5. It’s not like the 1970s, but that boom still echoes 

As flush with cash as Alberta’s coffers now are, it still doesn’t compare to the situation the province was in nearly half a century ago.

In the late 1970s, oil-and-gas royalties made up between half and three-quarters of total government revenue — an astounding proportion by today’s standards.

By this metric, things bottomed out in 2015/16, when non-renewable resources made up just 6.5 per cent of the provincial government’s total revenue.

They’ve since shot back up to nearly 37 per cent.

But governments today are still benefiting from that 1970s boom.

The Alberta Heritage Savings Trust Fund was established in 1976 and loaded with excess cash from all those royalties.

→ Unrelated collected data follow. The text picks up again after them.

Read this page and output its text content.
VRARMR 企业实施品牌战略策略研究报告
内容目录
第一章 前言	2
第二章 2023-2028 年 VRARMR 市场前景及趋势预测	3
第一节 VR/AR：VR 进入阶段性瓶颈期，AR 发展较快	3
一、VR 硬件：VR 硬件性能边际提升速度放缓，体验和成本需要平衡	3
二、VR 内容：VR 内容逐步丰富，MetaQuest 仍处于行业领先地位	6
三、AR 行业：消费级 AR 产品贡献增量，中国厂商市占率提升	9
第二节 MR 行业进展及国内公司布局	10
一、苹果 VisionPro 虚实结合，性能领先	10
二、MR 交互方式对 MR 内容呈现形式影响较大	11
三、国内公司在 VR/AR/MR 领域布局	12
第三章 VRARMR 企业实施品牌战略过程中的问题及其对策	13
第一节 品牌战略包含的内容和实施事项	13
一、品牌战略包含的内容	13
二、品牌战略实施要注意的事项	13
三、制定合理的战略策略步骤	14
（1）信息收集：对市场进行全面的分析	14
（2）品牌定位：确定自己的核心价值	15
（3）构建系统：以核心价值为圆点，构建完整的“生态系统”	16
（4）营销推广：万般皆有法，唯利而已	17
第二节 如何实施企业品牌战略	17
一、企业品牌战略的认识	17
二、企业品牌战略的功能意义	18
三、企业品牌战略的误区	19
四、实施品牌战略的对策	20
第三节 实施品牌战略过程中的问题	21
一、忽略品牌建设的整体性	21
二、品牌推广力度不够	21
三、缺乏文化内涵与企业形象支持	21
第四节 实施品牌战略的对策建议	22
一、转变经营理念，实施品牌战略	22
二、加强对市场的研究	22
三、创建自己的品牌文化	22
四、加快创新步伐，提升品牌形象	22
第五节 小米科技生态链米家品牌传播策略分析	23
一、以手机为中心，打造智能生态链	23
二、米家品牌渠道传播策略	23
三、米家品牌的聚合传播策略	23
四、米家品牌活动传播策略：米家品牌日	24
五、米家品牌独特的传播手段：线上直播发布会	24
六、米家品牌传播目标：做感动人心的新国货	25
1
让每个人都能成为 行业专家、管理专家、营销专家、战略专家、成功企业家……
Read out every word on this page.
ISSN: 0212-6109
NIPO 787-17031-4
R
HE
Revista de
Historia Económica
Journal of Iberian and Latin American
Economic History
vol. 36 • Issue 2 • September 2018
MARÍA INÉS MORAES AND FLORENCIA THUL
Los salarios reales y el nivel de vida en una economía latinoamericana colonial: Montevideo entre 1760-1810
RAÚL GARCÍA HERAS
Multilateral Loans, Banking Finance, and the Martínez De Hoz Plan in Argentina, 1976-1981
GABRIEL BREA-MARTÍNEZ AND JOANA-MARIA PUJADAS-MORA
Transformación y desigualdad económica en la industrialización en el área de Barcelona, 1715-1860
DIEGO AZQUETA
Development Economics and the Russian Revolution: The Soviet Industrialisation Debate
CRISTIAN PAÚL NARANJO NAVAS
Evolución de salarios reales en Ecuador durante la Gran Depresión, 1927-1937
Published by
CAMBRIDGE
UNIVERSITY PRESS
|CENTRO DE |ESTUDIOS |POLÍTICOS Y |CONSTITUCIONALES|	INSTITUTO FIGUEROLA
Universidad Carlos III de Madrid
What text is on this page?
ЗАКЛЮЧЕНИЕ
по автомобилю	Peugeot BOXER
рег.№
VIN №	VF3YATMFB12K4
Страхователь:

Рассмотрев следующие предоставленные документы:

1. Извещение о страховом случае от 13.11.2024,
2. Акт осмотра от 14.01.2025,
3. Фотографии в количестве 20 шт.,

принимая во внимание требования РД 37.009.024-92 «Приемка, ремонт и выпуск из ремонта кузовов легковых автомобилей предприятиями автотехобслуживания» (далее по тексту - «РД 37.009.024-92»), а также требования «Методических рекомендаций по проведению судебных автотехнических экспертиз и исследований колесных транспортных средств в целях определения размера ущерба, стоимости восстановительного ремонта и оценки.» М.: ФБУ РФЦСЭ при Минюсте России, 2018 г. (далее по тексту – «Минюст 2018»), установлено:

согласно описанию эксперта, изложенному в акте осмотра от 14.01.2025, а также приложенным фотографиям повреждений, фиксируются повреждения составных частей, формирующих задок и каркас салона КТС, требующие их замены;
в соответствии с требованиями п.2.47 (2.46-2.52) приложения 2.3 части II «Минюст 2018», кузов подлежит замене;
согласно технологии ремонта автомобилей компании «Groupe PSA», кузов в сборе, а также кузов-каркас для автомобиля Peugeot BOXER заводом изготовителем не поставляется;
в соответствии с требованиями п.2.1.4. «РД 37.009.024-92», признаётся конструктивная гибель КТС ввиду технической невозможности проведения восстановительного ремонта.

Since then, the fund’s investment earnings have been used to pay for capital projects and seed other provincial endowments. The fund has also transferred tens of billions of dollars to the province’s general revenue.

“That’s all thanks to the savings that occurred a half-century ago,” said Tombe.

With the new boom Alberta is now enjoying, Tombe believes it’s time for a similar, future-oriented mindset.

“Thinking about how we can address our long-term challenges with these short-term windfalls is is critical,” he said.

We’ll get a better sense of what the province has in mind for all that money, when Budget 2023 drops on Tuesday.